As his death occurred during the summer vacation of the courts, no opportunity occurred to offer in an official form a memorial tribute of respect until the 23d of November, 1835. On that day a meeting of the judges, members of the bar, and officers of the Circuit Court of the United States for the Eastern District of Virginia was held in the court-room in the city of Richmond. The Hon. Philip Pendleton Barbour presided, and a preamble and resolutions were proposed by Benjamin Watkins Leigh, Esq., and unanimously adopted.

The Supreme Court of the United States, at its session of January 12, 1836, observed the like customary and sad formalities. At the meeting Edmund I. Lee, Esq., was chairman, General Walter Jones was secretary, Henry Clay offered the resolutions, and Judge Story spoke concerning his associate, for whom he had felt an exceptional affection and admiration.

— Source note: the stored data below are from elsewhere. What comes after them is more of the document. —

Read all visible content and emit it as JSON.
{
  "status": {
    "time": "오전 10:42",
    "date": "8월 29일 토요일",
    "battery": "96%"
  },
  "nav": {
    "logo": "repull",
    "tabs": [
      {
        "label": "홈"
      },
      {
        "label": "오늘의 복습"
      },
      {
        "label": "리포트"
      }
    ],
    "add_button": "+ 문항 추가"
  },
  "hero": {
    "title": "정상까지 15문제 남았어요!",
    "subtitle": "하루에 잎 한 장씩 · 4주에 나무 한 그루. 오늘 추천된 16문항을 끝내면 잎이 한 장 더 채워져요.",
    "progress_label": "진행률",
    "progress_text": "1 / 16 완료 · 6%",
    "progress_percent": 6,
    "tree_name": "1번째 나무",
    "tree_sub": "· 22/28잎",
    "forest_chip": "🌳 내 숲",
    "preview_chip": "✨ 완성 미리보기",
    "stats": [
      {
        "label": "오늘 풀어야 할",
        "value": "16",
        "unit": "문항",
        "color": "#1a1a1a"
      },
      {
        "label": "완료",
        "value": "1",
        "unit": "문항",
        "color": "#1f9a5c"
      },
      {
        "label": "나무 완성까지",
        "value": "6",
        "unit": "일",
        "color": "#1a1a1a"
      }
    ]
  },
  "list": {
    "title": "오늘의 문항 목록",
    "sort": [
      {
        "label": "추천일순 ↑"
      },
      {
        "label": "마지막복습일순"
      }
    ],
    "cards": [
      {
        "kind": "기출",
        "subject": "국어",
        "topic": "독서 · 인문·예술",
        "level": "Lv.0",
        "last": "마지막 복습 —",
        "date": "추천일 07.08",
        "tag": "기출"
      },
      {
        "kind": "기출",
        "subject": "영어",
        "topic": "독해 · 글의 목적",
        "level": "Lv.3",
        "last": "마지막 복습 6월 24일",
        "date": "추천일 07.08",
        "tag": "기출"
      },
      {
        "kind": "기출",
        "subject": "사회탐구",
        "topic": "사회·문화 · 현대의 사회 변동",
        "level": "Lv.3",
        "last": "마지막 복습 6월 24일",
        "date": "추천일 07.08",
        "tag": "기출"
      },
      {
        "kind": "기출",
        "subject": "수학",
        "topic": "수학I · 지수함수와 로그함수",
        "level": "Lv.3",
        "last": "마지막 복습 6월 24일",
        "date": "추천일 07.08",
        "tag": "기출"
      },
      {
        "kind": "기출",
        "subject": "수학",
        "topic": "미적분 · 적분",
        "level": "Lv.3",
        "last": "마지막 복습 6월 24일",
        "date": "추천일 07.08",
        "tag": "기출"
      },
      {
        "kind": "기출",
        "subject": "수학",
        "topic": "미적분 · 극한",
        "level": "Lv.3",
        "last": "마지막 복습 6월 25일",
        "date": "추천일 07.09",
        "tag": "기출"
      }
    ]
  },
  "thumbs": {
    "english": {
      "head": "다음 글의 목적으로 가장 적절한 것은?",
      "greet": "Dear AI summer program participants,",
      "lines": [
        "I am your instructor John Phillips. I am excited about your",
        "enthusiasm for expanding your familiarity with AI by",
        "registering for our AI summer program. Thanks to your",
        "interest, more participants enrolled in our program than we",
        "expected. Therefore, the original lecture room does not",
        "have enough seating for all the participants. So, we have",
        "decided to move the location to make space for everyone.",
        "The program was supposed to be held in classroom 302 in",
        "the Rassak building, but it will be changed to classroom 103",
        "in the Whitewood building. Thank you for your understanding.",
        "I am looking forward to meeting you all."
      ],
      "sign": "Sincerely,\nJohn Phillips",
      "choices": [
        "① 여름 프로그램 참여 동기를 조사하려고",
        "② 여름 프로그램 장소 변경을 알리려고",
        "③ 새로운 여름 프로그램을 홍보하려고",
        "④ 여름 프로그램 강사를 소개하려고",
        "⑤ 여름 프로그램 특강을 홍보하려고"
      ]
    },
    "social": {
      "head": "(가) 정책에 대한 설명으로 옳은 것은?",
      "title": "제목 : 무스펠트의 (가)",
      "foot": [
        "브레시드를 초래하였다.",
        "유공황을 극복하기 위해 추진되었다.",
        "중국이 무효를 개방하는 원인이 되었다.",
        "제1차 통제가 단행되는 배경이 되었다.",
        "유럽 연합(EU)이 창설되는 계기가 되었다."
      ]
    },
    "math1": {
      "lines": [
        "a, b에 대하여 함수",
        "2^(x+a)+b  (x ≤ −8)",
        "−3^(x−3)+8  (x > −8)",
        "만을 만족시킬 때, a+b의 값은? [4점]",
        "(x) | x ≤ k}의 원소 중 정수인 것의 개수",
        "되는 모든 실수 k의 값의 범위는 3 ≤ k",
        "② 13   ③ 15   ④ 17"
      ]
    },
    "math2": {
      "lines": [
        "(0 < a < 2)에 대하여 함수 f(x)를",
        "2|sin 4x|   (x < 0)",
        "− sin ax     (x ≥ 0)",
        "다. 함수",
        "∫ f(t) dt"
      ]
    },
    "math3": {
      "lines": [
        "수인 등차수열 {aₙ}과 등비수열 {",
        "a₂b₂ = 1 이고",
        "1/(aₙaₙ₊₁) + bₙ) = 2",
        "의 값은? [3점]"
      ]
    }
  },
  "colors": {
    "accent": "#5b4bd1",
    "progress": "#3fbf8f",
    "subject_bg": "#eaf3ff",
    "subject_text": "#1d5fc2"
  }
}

At a meeting of the social club at Buchanan’s Spring, when there was a motion to supply the vacancy occasioned by the death of Judge Marshall, Mr. B. Watkins Leigh proposed as appropriate that “there should be no attempt to fill it ever; but that the number of the club should remain one less than it was before his death.”

The death of the chief justice was also appropriately memorialized by numerous addresses and discourses before learned societies and public institutions. Among these, and possessing peculiar merit from their elegance and beauty, were Judge Story’s discourse on his life, character, and services, delivered at the request of the Suffolk bar in Massachusetts; Mr. Horace Binney’s eulogy, delivered at the request of the councils of Philadelphia; and the memoir by Mr. Joseph Hopkinson, pronounced before the American Philosophical Society, at Philadelphia.

Half a century has elapsed since the death of Chief Justice Marshall, but there is no token of any waning of the respect and affection entertained for his memory by the American people. Almost as we write these lines, the most recent manifestation of the grateful remembrance of his countrymen is shown in the unveiling, at the national capital, of Story’s statue of the great chief justice, amid the sincere display of popular enthusiasm.

The Commonwealth of Virginia, desirous of perpetuating in some enduring form the memory of her sons, who, under the providence of God, were instrumental with their compatriots in achieving and consolidating the liberties of our country in the great Revolutionary struggle of 1776, took steps some years ago to erect on her Capitol Square in Richmond a colossal group of statuary in bronze, surmounted by an equestrian statue of Washington, exhibiting separately, on a circle of pedestals, the statues of Jefferson, Henry, Marshall, Nelson, Lewis, and Mason. This design was happily executed in part by Thomas Crawford, the American sculptor, and completed by Randolph Rogers of New York.

  1. Randolph’s Memoir of Dr. Physic, p. 101. Return to text.